Conceptualism and Other Fictions reveals the aesthetic range, critical wit, and literary sensibility of Argentine artist Eduardo Costa. This collection brings together essays, letters, interviews, reviews, scripts, and other texts published in Spanish and English over the past fifty-five years.
Costa is a painter, also known for his sound, video, and textual works. But more than anything else, he is a “creator of genres,” as art historian María José Herrera has called him. Fashion fictions, street works, tape poems, talking paintings, volumetric paintings: these are just a few of the art forms that he has invented or helped invent over the past half century. Costa’s innovative works have emerged from an intense reflection on the forms and materials of modern and contemporary art, as shown in his essays on Duchamp and on his friends Scott Burton, Ana Mendieta, and Hélio Oiticica.

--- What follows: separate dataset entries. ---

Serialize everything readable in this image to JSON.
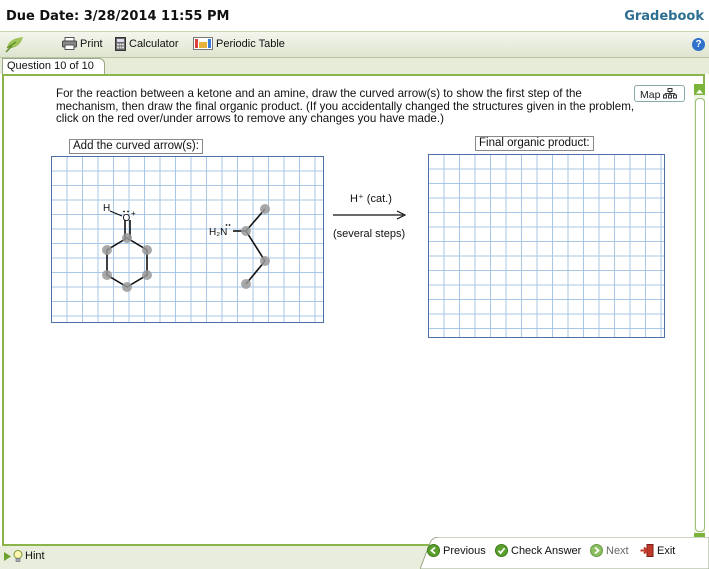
{
  "header": {
    "due_date": "Due Date: 3/28/2014 11:55 PM",
    "gradebook": "Gradebook"
  },
  "toolbar": {
    "print": "Print",
    "calculator": "Calculator",
    "periodic_table": "Periodic Table",
    "help": "?"
  },
  "question_tab": "Question 10 of 10",
  "question_text": "For the reaction between a ketone and an amine, draw the curved arrow(s) to show the first step of the mechanism, then draw the final organic product. (If you accidentally changed the structures given in the problem, click on the red over/under arrows to remove any changes you have made.)",
  "map_button": "Map",
  "left_panel": {
    "label": "Add the curved arrow(s):",
    "h_atom": "H",
    "o_atom": "O",
    "o_charge": "+",
    "amine": "H₂N"
  },
  "reaction": {
    "above": "H⁺ (cat.)",
    "below": "(several steps)"
  },
  "right_panel": {
    "label": "Final organic product:"
  },
  "footer": {
    "hint": "Hint",
    "previous": "Previous",
    "check_answer": "Check Answer",
    "next": "Next",
    "exit": "Exit"
  },
  "colors": {
    "accent_green": "#8bb54a",
    "gradebook_blue": "#2d6f91",
    "grid_line": "#a8c7e6"
  }
}
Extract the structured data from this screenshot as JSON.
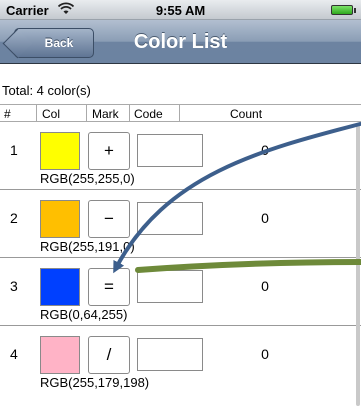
{
  "status_bar": {
    "carrier": "Carrier",
    "time": "9:55 AM"
  },
  "nav_bar": {
    "title": "Color List",
    "back_label": "Back"
  },
  "total_label": "Total: 4 color(s)",
  "columns": {
    "number": "#",
    "color": "Col",
    "mark": "Mark",
    "code": "Code",
    "count": "Count"
  },
  "rows": [
    {
      "number": "1",
      "color_hex": "#ffff00",
      "mark": "+",
      "code": "",
      "count": "0",
      "rgb": "RGB(255,255,0)"
    },
    {
      "number": "2",
      "color_hex": "#ffbf00",
      "mark": "−",
      "code": "",
      "count": "0",
      "rgb": "RGB(255,191,0)"
    },
    {
      "number": "3",
      "color_hex": "#0040ff",
      "mark": "=",
      "code": "",
      "count": "0",
      "rgb": "RGB(0,64,255)"
    },
    {
      "number": "4",
      "color_hex": "#ffb3c6",
      "mark": "/",
      "code": "",
      "count": "0",
      "rgb": "RGB(255,179,198)"
    }
  ],
  "annotations": {
    "blue_arrow_color": "#3d5f8c",
    "green_arrow_color": "#6e8a3a"
  },
  "icons": {
    "wifi": "wifi-icon",
    "battery": "battery-icon",
    "back": "back-chevron"
  }
}
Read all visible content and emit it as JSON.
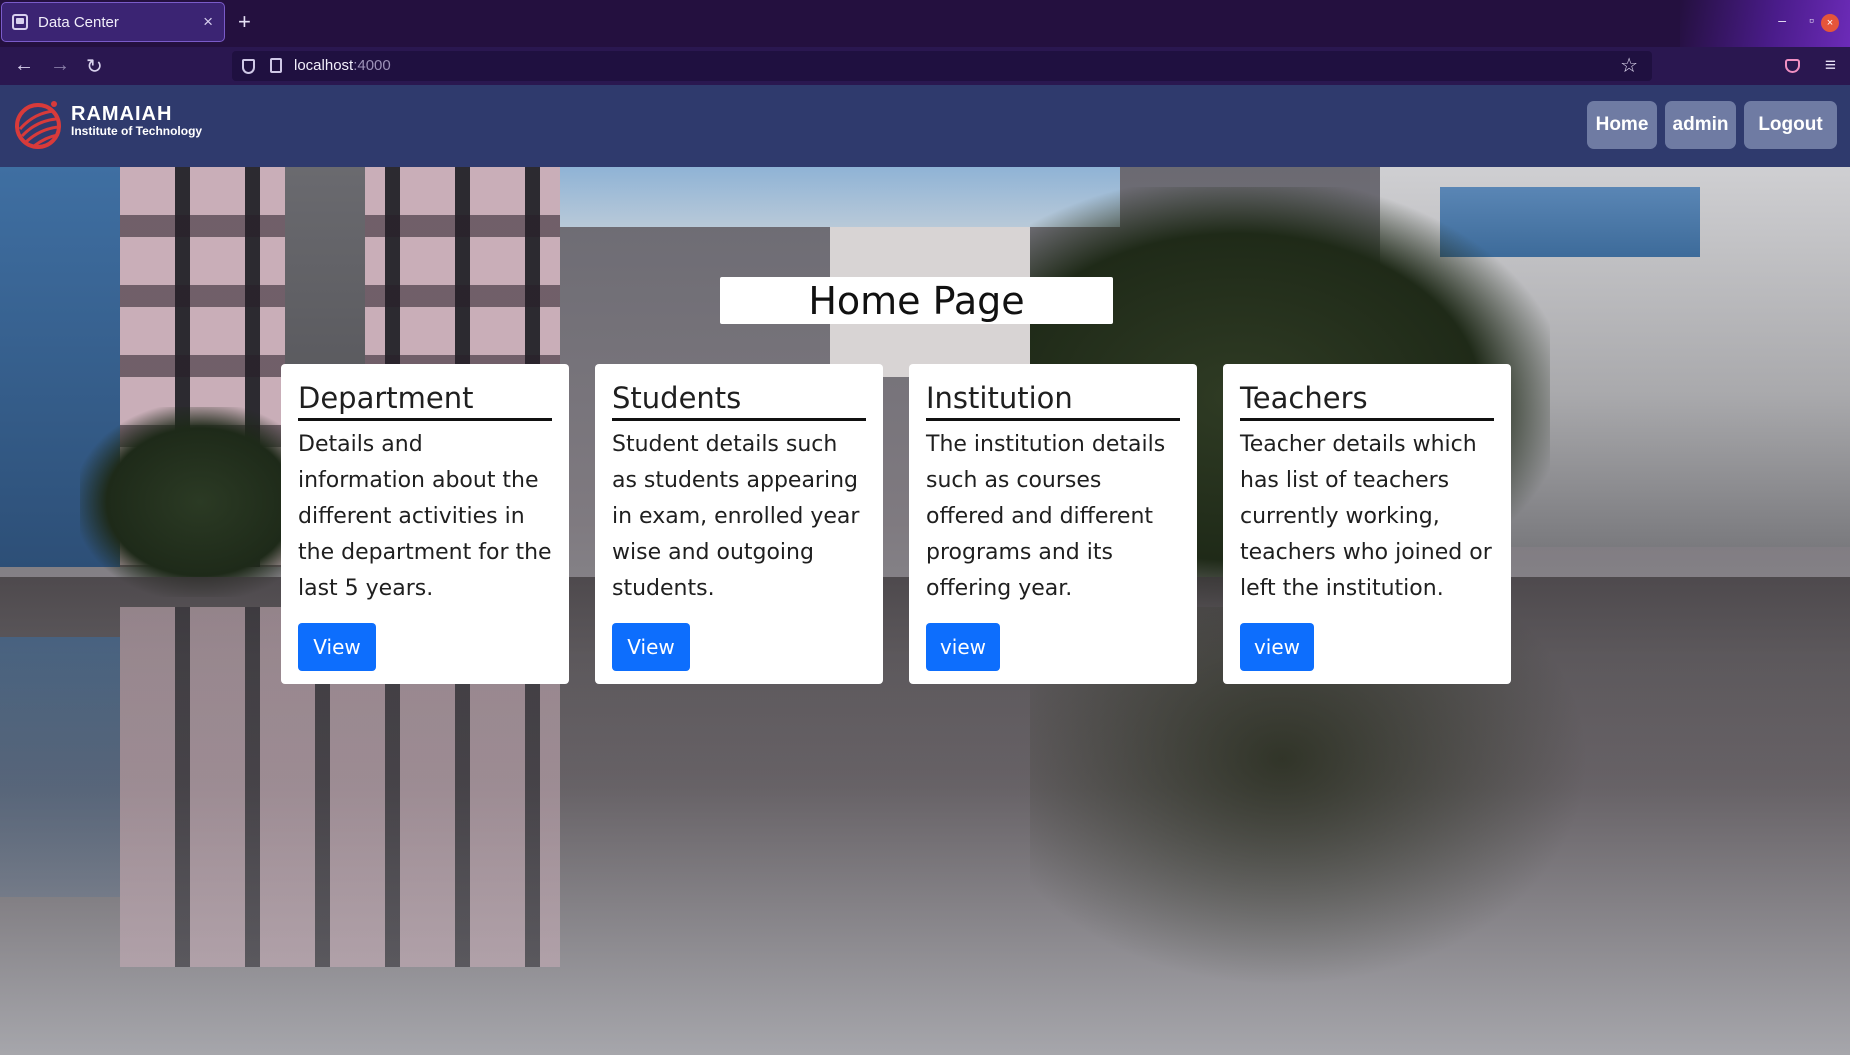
{
  "browser": {
    "tab_title": "Data Center",
    "tab_close": "×",
    "new_tab": "+",
    "url_host": "localhost",
    "url_port": ":4000",
    "window_minimize": "–",
    "window_maximize": "▫",
    "window_close": "×",
    "back": "←",
    "forward": "→",
    "reload": "↻",
    "bookmark_star": "☆",
    "menu": "≡"
  },
  "header": {
    "brand_name": "RAMAIAH",
    "brand_subtitle": "Institute of Technology",
    "nav": [
      {
        "label": "Home"
      },
      {
        "label": "admin"
      },
      {
        "label": "Logout"
      }
    ]
  },
  "main": {
    "page_title": "Home Page",
    "cards": [
      {
        "title": "Department",
        "text": "Details and information about the different activities in the department for the last 5 years.",
        "button": "View"
      },
      {
        "title": "Students",
        "text": "Student details such as students appearing in exam, enrolled year wise and outgoing students.",
        "button": "View"
      },
      {
        "title": "Institution",
        "text": "The institution details such as courses offered and different programs and its offering year.",
        "button": "view"
      },
      {
        "title": "Teachers",
        "text": "Teacher details which has list of teachers currently working, teachers who joined or left the institution.",
        "button": "view"
      }
    ]
  },
  "colors": {
    "header_bg": "#2f3a6d",
    "nav_button_bg": "#6f7ba3",
    "primary_button": "#0d6efd",
    "browser_tabbar": "#24103f",
    "logo_red": "#d83a3a"
  }
}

The writings collected here reconstruct Costa’s creative development from the early 1960s until the present, and they show the importance of dialogue, collaboration, and history for this key figure in global conceptualism.
About The Authors
The artist Eduardo Costa was born in Buenos Aires in 1940. He studied painting and literature and was an active participant in the multimedia experiments in the arts that centered on the Instituto Torcuato Di Tella in Buenos Aires. From 1981 to 2003, he lived in New York, where he exhibited his work and wrote for Art in America, Flash Art, and other magazines. Since 2003, he has lived in Buenos Aires. His work is in the permanent collections of Museum of Modern Art, the Metropolitan Museum, the Guggenheim, Museu de Arte Moderna do Río de Janeiro, Museo Nacional de Bellas Artes (Buenos Aires), Museo de Arte Moderno de Buenos Aires, and the Fundación Jumex, among others.